Neutrophilic inflammation following tail-fin injury of pik3cdE1017K/+ embryos and pik3cdE525K/+ embryos. (A) Composite brightfield and maximal projection of widefield fluorescent (shown in green) micrograph stack, illustrating the TgBAC(mpx:gfp)i114 3 dpf embryo tail-fin injury used to analyse inflammation response. Transection is through the tip of the notochord, and GFP marked neutrophils counted proximal to the circulatory loop. Scale bar: 100 µm. (B) Chart of the tail-fin injury inflammation time course for 72, 3 dpf embryos from a pik3cdE1017K/+ outcross. Successive neutrophil counts at the injury site are shown as the mean±s.e.m. for embryos subsequently genotyped as pik3cdE1017K/+ (red) or pik3cd+/+ (black). Multiple Mann–Whitney tests. (C) Chart with the same data as in B but showing the neutrophil counts for the individual embryos at the 24 h post injury (hpi) end point of the analysis. Mann–Whitney test. Data shown are from one experiment. A repeat experiment with 71 embryos showed the same effect (P<0.0001 at 24 hpi), as did a 36-embryo, 4 hpi time point, pilot experiment (P=0.001). (D) Chart of the tail-fin injury inflammation time course for 71, 3 dpf embryos from a pik3cdE525K/+ outcross. Successive neutrophil counts at the injury site are shown as the mean±s.e.m. for embryos subsequently genotyped as pik3cdE525K/+ (red) or pik3cd+/+ (black). Multiple Mann–Whitney tests. (E) Chart with the same data as in D but showing the neutrophil counts for the individual embryos at the 24 hpi end point of the analysis. Mann–Whitney test. Data shown are from one experiment. A repeat experiment with 96 embryos showed the same effect (P=0.0004 at 24 hpi).

Effect on total body neutrophils from pik3cdE1017K/+ and pik3cdE525K/+ genotype and the PI3Kδ inhibitor CAL-101. (A) Light-sheet microscopy used to count total body TgBAC(mpx:gfp)i114 neutrophils of pik3cdE1017K/+ and pik3cd+/+ 3 dpf, sibling embryos. Upper panels show maximal-intensity projections for the three views used for each embryo. Scale bar: 100 µm. (B) Chart of total body neutrophils counted from light-sheet microscopy views as in A for 19 sibling 2 dpf pik3cdE1017K/+­and pik3cd+/+ embryos. Bars show the mean±s.e.m., Mann–Whitney test. Data shown are from one experiment. (C) Chart of total body neutrophils counted from light-sheet microscopy views as in A, but for 21 pik3cdE525K/+­and pik3cd+/+ 2 dpf sibling embryos. Bars show the mean±s.e.m., Mann–Whitney test. Data shown are from one experiment. (D) Composites of brightfield and the maximal-intensity projections of spinning disk confocal fluorescent (shown in green) micrograph stacks used to count TgBAC(mpx:gfp)i114 neutrophils in sibling pik3cdE525K/+­ and pik3cd+/+ 3 dpf embryos. Scale bar: 100 µm. (E) Chart of neutrophils counted from single-sided maximal-intensity projections as in D for 96 sibling pik3cdE525K/+­ and pik3cd+/+ 3 dpf embryos. Bars show the mean±s.e.m., Mann–Whitney test. Data shown are from one experiment. (F) Composites of brightfield and the maximal-intensity projections of spinning disk confocal fluorescent (shown in green) micrograph stacks used to count TgBAC(mpx:gfp)i114 neutrophils in sibling pik3cdE1017K/+ and pik3cd+/+ 2 dpf embryos exposed between 24 hpf and 48 hpf to either 25 µM CAL-101 in 1% DMSO or a 1% DMSO vehicle control.
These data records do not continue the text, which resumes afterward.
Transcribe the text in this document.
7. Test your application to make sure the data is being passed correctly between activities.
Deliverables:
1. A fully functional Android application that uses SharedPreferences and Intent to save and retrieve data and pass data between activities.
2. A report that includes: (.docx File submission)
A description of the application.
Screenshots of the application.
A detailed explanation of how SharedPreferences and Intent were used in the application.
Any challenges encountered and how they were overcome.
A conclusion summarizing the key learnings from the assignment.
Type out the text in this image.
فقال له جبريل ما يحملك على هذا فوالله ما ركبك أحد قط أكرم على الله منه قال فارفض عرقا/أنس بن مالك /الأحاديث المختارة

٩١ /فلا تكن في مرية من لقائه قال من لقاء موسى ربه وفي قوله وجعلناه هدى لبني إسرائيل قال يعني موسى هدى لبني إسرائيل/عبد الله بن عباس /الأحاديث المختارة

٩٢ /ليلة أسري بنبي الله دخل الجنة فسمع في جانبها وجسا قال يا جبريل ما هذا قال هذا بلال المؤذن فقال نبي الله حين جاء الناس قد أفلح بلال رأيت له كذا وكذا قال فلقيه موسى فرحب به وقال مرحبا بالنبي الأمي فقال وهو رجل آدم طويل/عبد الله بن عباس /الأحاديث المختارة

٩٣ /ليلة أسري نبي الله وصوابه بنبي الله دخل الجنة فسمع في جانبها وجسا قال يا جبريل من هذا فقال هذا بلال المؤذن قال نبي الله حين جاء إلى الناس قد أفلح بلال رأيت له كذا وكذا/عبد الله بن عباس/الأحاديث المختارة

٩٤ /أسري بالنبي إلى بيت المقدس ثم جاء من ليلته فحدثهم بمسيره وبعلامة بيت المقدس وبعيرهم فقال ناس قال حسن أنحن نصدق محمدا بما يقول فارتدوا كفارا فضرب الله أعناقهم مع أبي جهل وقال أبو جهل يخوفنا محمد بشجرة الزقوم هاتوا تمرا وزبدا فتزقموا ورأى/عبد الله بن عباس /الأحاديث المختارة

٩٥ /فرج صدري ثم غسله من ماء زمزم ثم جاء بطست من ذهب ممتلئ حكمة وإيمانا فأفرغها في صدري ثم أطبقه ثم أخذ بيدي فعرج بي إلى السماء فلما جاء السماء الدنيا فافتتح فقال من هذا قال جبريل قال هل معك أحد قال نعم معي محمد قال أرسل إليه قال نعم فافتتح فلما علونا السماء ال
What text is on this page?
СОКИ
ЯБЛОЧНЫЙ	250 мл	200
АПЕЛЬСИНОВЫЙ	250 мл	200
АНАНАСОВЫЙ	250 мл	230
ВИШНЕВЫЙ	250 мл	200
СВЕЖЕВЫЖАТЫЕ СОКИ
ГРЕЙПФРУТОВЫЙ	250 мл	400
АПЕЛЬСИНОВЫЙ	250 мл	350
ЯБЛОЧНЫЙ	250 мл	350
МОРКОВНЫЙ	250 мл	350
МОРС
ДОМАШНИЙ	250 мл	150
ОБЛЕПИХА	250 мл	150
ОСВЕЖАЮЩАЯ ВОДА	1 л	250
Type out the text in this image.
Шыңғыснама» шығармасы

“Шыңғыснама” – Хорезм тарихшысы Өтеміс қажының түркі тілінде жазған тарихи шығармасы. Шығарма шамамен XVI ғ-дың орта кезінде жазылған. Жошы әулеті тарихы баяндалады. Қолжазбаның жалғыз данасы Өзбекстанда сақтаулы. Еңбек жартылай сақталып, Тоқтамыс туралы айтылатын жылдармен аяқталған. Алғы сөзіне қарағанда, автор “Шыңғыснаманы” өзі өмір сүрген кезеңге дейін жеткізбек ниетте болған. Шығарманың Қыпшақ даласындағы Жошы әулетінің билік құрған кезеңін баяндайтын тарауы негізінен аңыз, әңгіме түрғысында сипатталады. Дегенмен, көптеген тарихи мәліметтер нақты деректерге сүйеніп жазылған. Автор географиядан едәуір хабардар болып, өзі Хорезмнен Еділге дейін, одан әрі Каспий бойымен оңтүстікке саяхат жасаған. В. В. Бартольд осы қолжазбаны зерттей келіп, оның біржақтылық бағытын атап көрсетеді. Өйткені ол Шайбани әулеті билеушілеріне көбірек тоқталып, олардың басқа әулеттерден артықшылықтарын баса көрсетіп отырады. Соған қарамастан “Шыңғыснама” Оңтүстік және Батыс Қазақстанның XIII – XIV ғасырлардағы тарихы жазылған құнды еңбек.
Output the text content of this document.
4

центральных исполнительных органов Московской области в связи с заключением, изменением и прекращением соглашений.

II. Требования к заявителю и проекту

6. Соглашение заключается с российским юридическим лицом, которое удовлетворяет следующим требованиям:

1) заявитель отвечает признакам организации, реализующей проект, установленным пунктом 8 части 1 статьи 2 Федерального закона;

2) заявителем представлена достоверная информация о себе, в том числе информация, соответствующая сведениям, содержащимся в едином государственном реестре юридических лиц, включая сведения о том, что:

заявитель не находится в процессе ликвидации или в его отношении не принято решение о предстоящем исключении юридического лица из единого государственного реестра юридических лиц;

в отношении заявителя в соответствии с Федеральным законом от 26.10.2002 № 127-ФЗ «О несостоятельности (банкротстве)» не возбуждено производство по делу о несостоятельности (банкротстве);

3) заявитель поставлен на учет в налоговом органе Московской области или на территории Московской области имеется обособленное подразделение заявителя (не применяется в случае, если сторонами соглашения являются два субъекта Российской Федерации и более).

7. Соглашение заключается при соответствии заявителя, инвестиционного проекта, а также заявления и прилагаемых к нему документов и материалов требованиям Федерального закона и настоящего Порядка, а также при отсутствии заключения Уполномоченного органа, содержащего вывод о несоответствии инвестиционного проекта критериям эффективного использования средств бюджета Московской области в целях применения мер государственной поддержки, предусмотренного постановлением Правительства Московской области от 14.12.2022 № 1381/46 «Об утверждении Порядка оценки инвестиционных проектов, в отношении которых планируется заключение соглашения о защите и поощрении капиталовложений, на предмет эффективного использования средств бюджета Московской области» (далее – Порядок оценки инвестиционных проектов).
Scale bar: 100 µm. (G) Chart of neutrophils counted from single-sided maximal-intensity projections as in F for 95 sibling pik3cdE1017K/+ and pik3cd+/+ 2 dpf embryos exposed between 24 hpf and 48 hpf to either 25 µM CAL-101 or a DMSO vehicle control. Bars show the mean±s.e.m., multiple Mann–Whitney tests. Data shown are from one experiment. Two pilot experiments with CAL-101 also showed reduced neutrophils.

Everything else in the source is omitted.